Après Le Monstre du Train, épargné par quelques effets de manche et l'incomparable merveille psychokilleuse de Vernon Zimmerman, Happy Birthday est donc parfois considéré comme "au dessus de ce légendaire tout venant", de par une réalisation soignée et une ambition inhabituelle, au ludique noirissime quoiqu'englué dans ses modèles (Hitch and Carpenter rules !).

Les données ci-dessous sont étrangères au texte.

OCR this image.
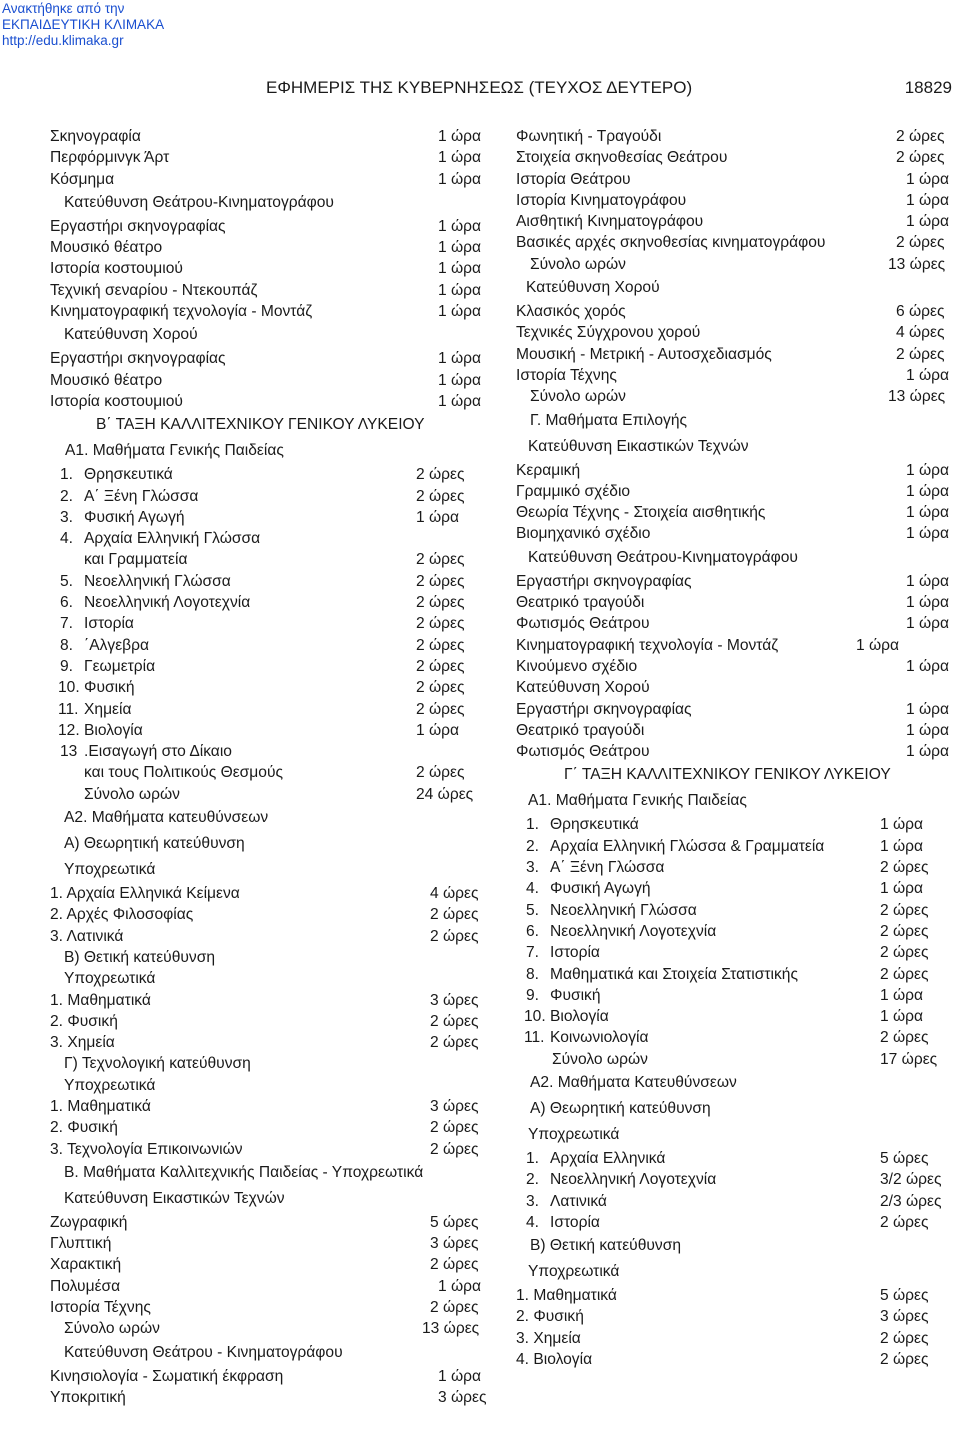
Ανακτήθηκε από την
ΕΚΠΑΙΔΕΥΤΙΚΗ ΚΛΙΜΑΚΑ
http://edu.klimaka.gr
ΕΦΗΜΕΡΙΣ ΤΗΣ ΚΥΒΕΡΝΗΣΕΩΣ (ΤΕΥΧΟΣ ΔΕΥΤΕΡΟ)	18829
Σκηνογραφία	1 ώρα
Περφόρμινγκ Άρτ	1 ώρα
Κόσμημα	1 ώρα
Κατεύθυνση Θεάτρου-Κινηματογράφου
Εργαστήρι σκηνογραφίας	1 ώρα
Μουσικό θέατρο	1 ώρα
Ιστορία κοστουμιού	1 ώρα
Τεχνική σεναρίου - Ντεκουπάζ	1 ώρα
Κινηματογραφική τεχνολογία - Μοντάζ	1 ώρα
Κατεύθυνση Χορού
Εργαστήρι σκηνογραφίας	1 ώρα
Μουσικό θέατρο	1 ώρα
Ιστορία κοστουμιού	1 ώρα
Β΄ ΤΑΞΗ ΚΑΛΛΙΤΕΧΝΙΚΟΥ ΓΕΝΙΚΟΥ ΛΥΚΕΙΟΥ
Α1. Μαθήματα Γενικής Παιδείας
1. Θρησκευτικά	2 ώρες
2. Α΄ Ξένη Γλώσσα	2 ώρες
3. Φυσική Αγωγή	1 ώρα
4. Αρχαία Ελληνική Γλώσσα
και Γραμματεία	2 ώρες
5. Νεοελληνική Γλώσσα	2 ώρες
6. Νεοελληνική Λογοτεχνία	2 ώρες
7. Ιστορία	2 ώρες
8. ΄Αλγεβρα	2 ώρες
9. Γεωμετρία	2 ώρες
10. Φυσική	2 ώρες
11. Χημεία	2 ώρες
12. Βιολογία	1 ώρα
13 .Εισαγωγή στο Δίκαιο
και τους Πολιτικούς Θεσμούς	2 ώρες
Σύνολο ωρών	24 ώρες
Α2. Μαθήματα κατευθύνσεων
Α) Θεωρητική κατεύθυνση
Υποχρεωτικά
1. Αρχαία Ελληνικά Κείμενα	4 ώρες
2. Αρχές Φιλοσοφίας	2 ώρες
3. Λατινικά	2 ώρες
Β) Θετική κατεύθυνση
Υποχρεωτικά
1. Μαθηματικά	3 ώρες
2. Φυσική	2 ώρες
3. Χημεία	2 ώρες
Γ) Τεχνολογική κατεύθυνση
Υποχρεωτικά
1. Μαθηματικά	3 ώρες
2. Φυσική	2 ώρες
3. Τεχνολογία Επικοινωνιών	2 ώρες
Β. Μαθήματα Καλλιτεχνικής Παιδείας - Υποχρεωτικά
Κατεύθυνση Εικαστικών Τεχνών
Ζωγραφική	5 ώρες
Γλυπτική	3 ώρες
Χαρακτική	2 ώρες
Πολυμέσα	1 ώρα
Ιστορία Τέχνης	2 ώρες
Σύνολο ωρών	13 ώρες
Κατεύθυνση Θεάτρου - Κινηματογράφου
Κινησιολογία - Σωματική έκφραση	1 ώρα
Υποκριτική	3 ώρες
Φωνητική - Τραγούδι	2 ώρες
Στοιχεία σκηνοθεσίας Θεάτρου	2 ώρες
Ιστορία Θεάτρου	1 ώρα
Ιστορία Κινηματογράφου	1 ώρα
Αισθητική Κινηματογράφου	1 ώρα
Βασικές αρχές σκηνοθεσίας κινηματογράφου	2 ώρες
Σύνολο ωρών	13 ώρες
Κατεύθυνση Χορού
Κλασικός χορός	6 ώρες
Τεχνικές Σύγχρονου χορού	4 ώρες
Μουσική - Μετρική - Αυτοσχεδιασμός	2 ώρες
Ιστορία Τέχνης	1 ώρα
Σύνολο ωρών	13 ώρες
Γ. Μαθήματα Επιλογής
Κατεύθυνση Εικαστικών Τεχνών
Κεραμική	1 ώρα
Γραμμικό σχέδιο	1 ώρα
Θεωρία Τέχνης - Στοιχεία αισθητικής	1 ώρα
Βιομηχανικό σχέδιο	1 ώρα
Κατεύθυνση Θεάτρου-Κινηματογράφου
Εργαστήρι σκηνογραφίας	1 ώρα
Θεατρικό τραγούδι	1 ώρα
Φωτισμός Θεάτρου	1 ώρα
Κινηματογραφική τεχνολογία - Μοντάζ	1 ώρα
Κινούμενο σχέδιο	1 ώρα
Κατεύθυνση Χορού
Εργαστήρι σκηνογραφίας	1 ώρα
Θεατρικό τραγούδι	1 ώρα
Φωτισμός Θεάτρου	1 ώρα
Γ΄ ΤΑΞΗ ΚΑΛΛΙΤΕΧΝΙΚΟΥ ΓΕΝΙΚΟΥ ΛΥΚΕΙΟΥ
Α1. Μαθήματα Γενικής Παιδείας
1. Θρησκευτικά	1 ώρα
2. Αρχαία Ελληνική Γλώσσα & Γραμματεία	1 ώρα
3. Α΄ Ξένη Γλώσσα	2 ώρες
4. Φυσική Αγωγή	1 ώρα
5. Νεοελληνική Γλώσσα	2 ώρες
6. Νεοελληνική Λογοτεχνία	2 ώρες
7. Ιστορία	2 ώρες
8. Μαθηματικά και Στοιχεία Στατιστικής	2 ώρες
9. Φυσική	1 ώρα
10. Βιολογία	1 ώρα
11. Κοινωνιολογία	2 ώρες
Σύνολο ωρών	17 ώρες
Α2. Μαθήματα Κατευθύνσεων
Α) Θεωρητική κατεύθυνση
Υποχρεωτικά
1. Αρχαία Ελληνικά	5 ώρες
2. Νεοελληνική Λογοτεχνία	3/2 ώρες
3. Λατινικά	2/3 ώρες
4. Ιστορία	2 ώρες
Β) Θετική κατεύθυνση
Υποχρεωτικά
1. Μαθηματικά	5 ώρες
2. Φυσική	3 ώρες
3. Χημεία	2 ώρες
4. Βιολογία	2 ώρες
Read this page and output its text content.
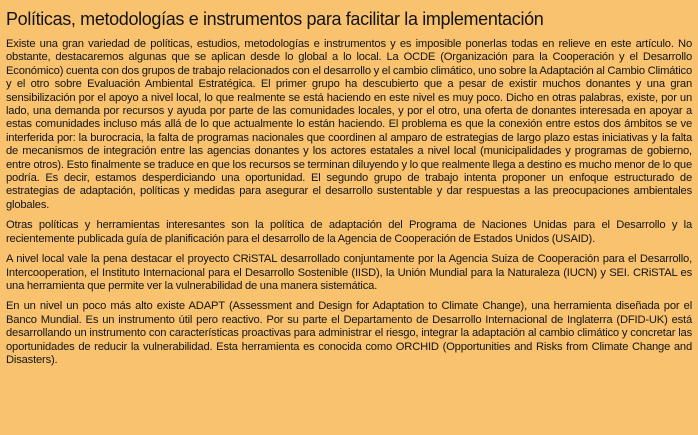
Políticas, metodologías e instrumentos para facilitar la implementación

Existe una gran variedad de políticas, estudios, metodologías e instrumentos y es imposible ponerlas todas en relieve en este artículo. No obstante, destacaremos algunas que se aplican desde lo global a lo local. La OCDE (Organización para la Cooperación y el Desarrollo Económico) cuenta con dos grupos de trabajo relacionados con el desarrollo y el cambio climático, uno sobre la Adaptación al Cambio Climático y el otro sobre Evaluación Ambiental Estratégica. El primer grupo ha descubierto que a pesar de existir muchos donantes y una gran sensibilización por el apoyo a nivel local, lo que realmente se está haciendo en este nivel es muy poco. Dicho en otras palabras, existe, por un lado, una demanda por recursos y ayuda por parte de las comunidades locales, y por el otro, una oferta de donantes interesada en apoyar a estas comunidades incluso más allá de lo que actualmente lo están haciendo. El problema es que la conexión entre estos dos ámbitos se ve interferida por: la burocracia, la falta de programas nacionales que coordinen al amparo de estrategias de largo plazo estas iniciativas y la falta de mecanismos de integración entre las agencias donantes y los actores estatales a nivel local (municipalidades y programas de gobierno, entre otros). Esto finalmente se traduce en que los recursos se terminan diluyendo y lo que realmente llega a destino es mucho menor de lo que podría. Es decir, estamos desperdiciando una oportunidad. El segundo grupo de trabajo intenta proponer un enfoque estructurado de estrategias de adaptación, políticas y medidas para asegurar el desarrollo sustentable y dar respuestas a las preocupaciones ambientales globales.

Otras políticas y herramientas interesantes son la política de adaptación del Programa de Naciones Unidas para el Desarrollo y la recientemente publicada guía de planificación para el desarrollo de la Agencia de Cooperación de Estados Unidos (USAID).

A nivel local vale la pena destacar el proyecto CRiSTAL desarrollado conjuntamente por la Agencia Suiza de Cooperación para el Desarrollo, Intercooperation, el Instituto Internacional para el Desarrollo Sostenible (IISD), la Unión Mundial para la Naturaleza (IUCN) y SEI. CRiSTAL es una herramienta que permite ver la vulnerabilidad de una manera sistemática.

En un nivel un poco más alto existe ADAPT (Assessment and Design for Adaptation to Climate Change), una herramienta diseñada por el Banco Mundial. Es un instrumento útil pero reactivo. Por su parte el Departamento de Desarrollo Internacional de Inglaterra (DFID-UK) está desarrollando un instrumento con características proactivas para administrar el riesgo, integrar la adaptación al cambio climático y concretar las oportunidades de reducir la vulnerabilidad. Esta herramienta es conocida como ORCHID (Opportunities and Risks from Climate Change and Disasters).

Autant whodunit, giallo que simple slasher teenagerocide, cette sanglante campusserie assez friquée (un budget dix fois supérieur à ses modèles) s'entiche ainsi de brasser plus de thèmes qu'à l'accoutumée mais s'avèrera, du coup, par trop éprise d'esprit de sérieux et tristement coupable de contre-productivité plastique (la belle séquence d'ouverture n'offre pas de lendemain par excès de sujet... et la finale, par surenchère de twists et de tiroirs, ne manque ainsi pas de susciter la circonspection la plus désarmée !),
par Jack Lee Thompson.
NB: le titre permet en outre l'occasion non négligeable pour l'amateur foutraque de voir Mary Ingalls offrir un comportement pour le moins anti-petite maison dans la prairie (tandis que Glenn Ford et le réalisateur cachetonnent allègrement !) !
1 commentaires:
"Meutres à la St Valentin", celui de 1981 en version intégrale, est pas mal du tout. Jamais vu celui-ci mais en bon fordien (oui, Glenn aussi) il faudra que je me fasse violence.